The amendments were proposed by MOST, while it was still part of the ruling coalition. MOST’s MP Nikola Grmoja said on Wednesday, while presenting the final version of the law, that confronting all aspects of the communist regime was an essential prerequisite for the democratisation of Croatian society. “Only if we have full knowledge about key people and events in the then Yugoslavia can we come to a proper conclusion about what happened in the 1990s or even about what is happening today.” said Grmoja during the debate.
MOST has insisted on the unconditional submission of archive materials to the archives as soon as possible, and rejected accusations that it was just a populist proposal made ahead of the forthcoming local elections.
The issue of access to these archives was a stumbling block between HDZ and MOST while they were in the government together. The Ministry of Culture was preparing its own version of the law. Grmoja said earlier that it was strange that the government had submitted only three amendments to the MOST’s proposal, although it had previously asked for nine. He also mentioned a meeting he had at the Ministry of Culture where, as he claims, Culture Minister Nina Obuljen grew so angry that she allegedly threw a mobile phone at him, while a state secretary cursed him.

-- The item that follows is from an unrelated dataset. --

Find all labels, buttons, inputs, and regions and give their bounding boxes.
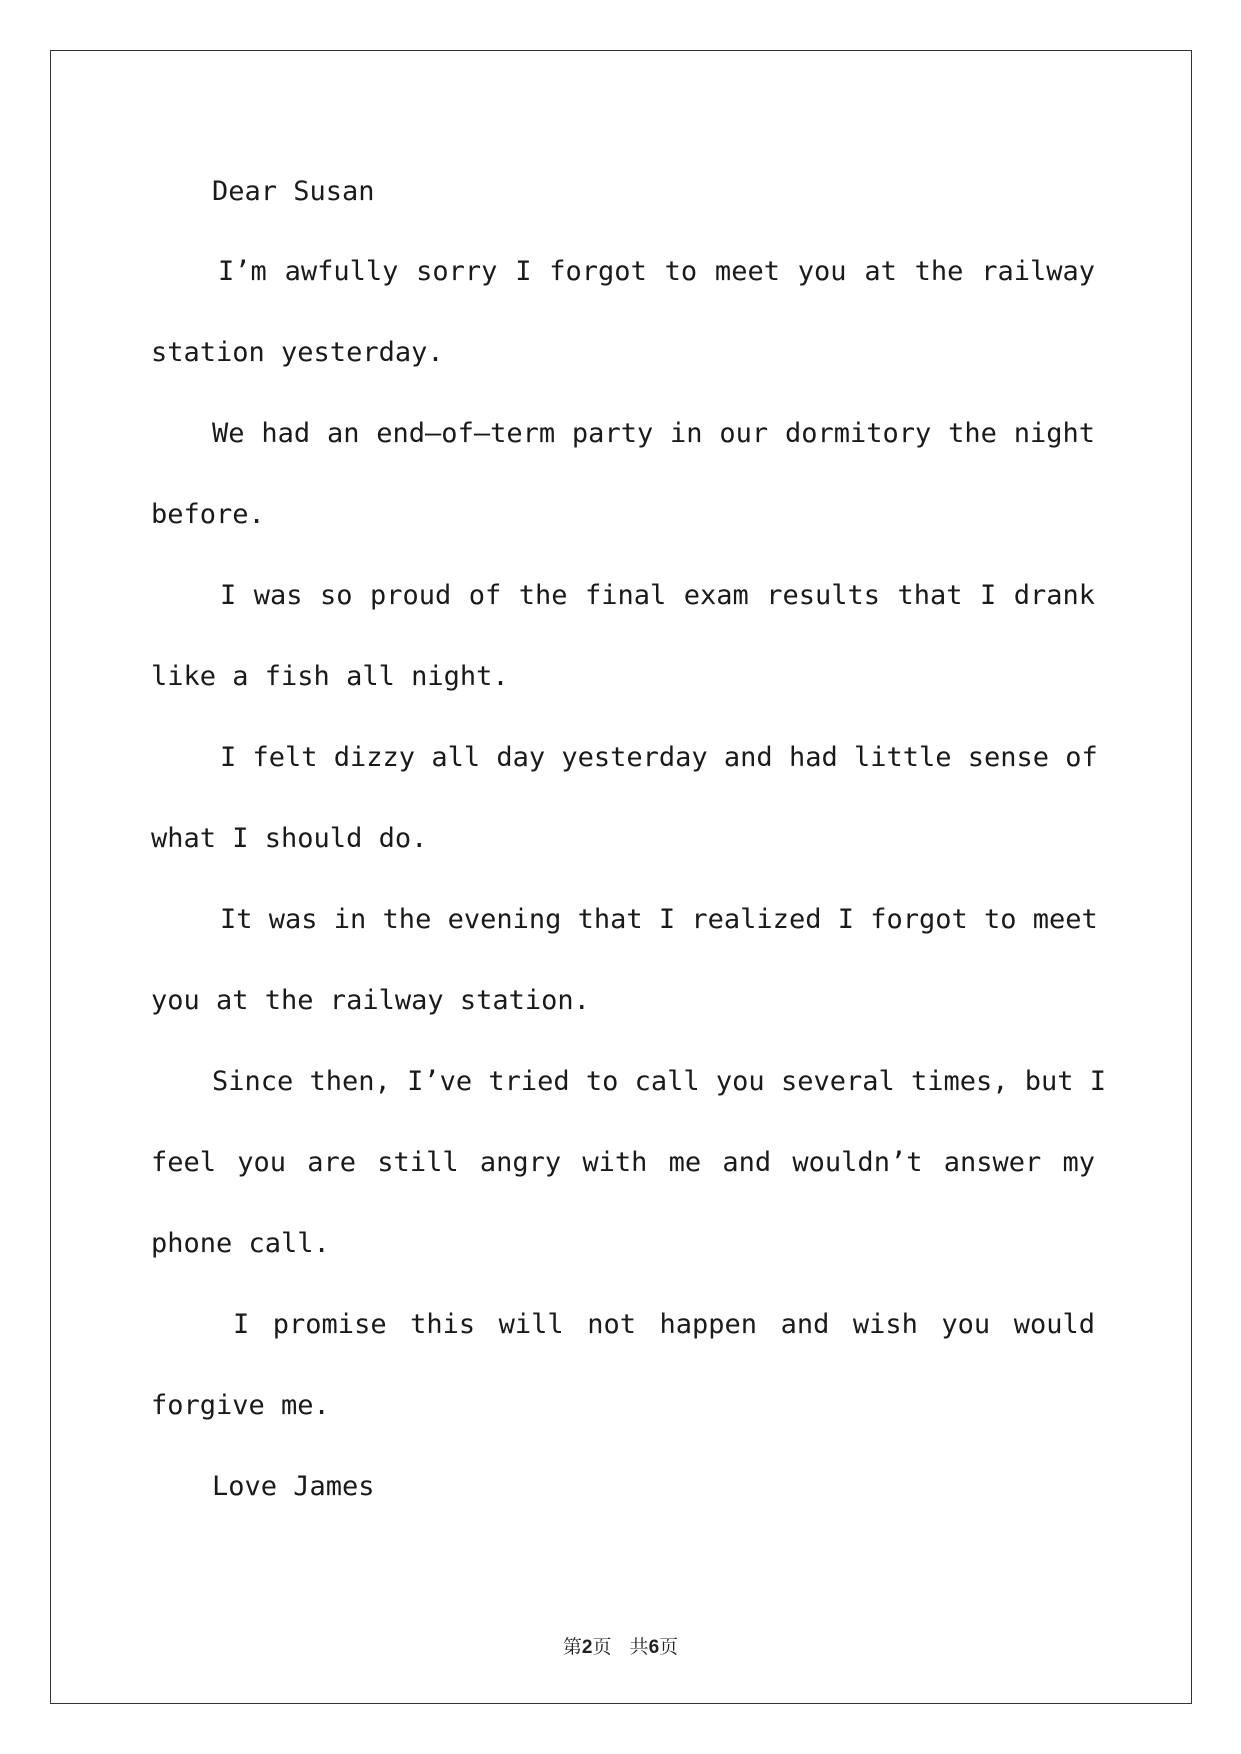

The Minister has denied the allegations. “We were heatedly discussing some issues related to the location of where the archives should be placed, but, of course, I did not throw a mobile phone at him.” said Minister Obuljen. “What is true is that the government has supported the opening of the archives, that we have submitted the new law to the public consultation process, that we have supported this proposal, and that we have improved it, because it was full of defects and was unenforceable.” said Obuljen in the Parliament.
The new law provides for the personal data to be available immediately after the death of the person in question, with the exception of specially protected categories of data, such as those pertaining to medical issues.
A few days ago, MOST’s MP Miro Bulj blamed the latest political crisis on the issue surrounding the archives and the alleged activities of UDBA, a secret police which existed in the former Yugoslavia. “MOST is guilty because we demand that business crimes should be investigated in Agrokor and the Croatian National Bank. If you did your job, if you were not obedient to your party leaders, today we would not be in the Parliament. We know that the problem is the archives, because in them, you can find people working for Todorić, the owner of Agrokor.” said Bulj.
It remains to be seen whether the new law will lead to new divisions or solve some of the historical issues dividing the country.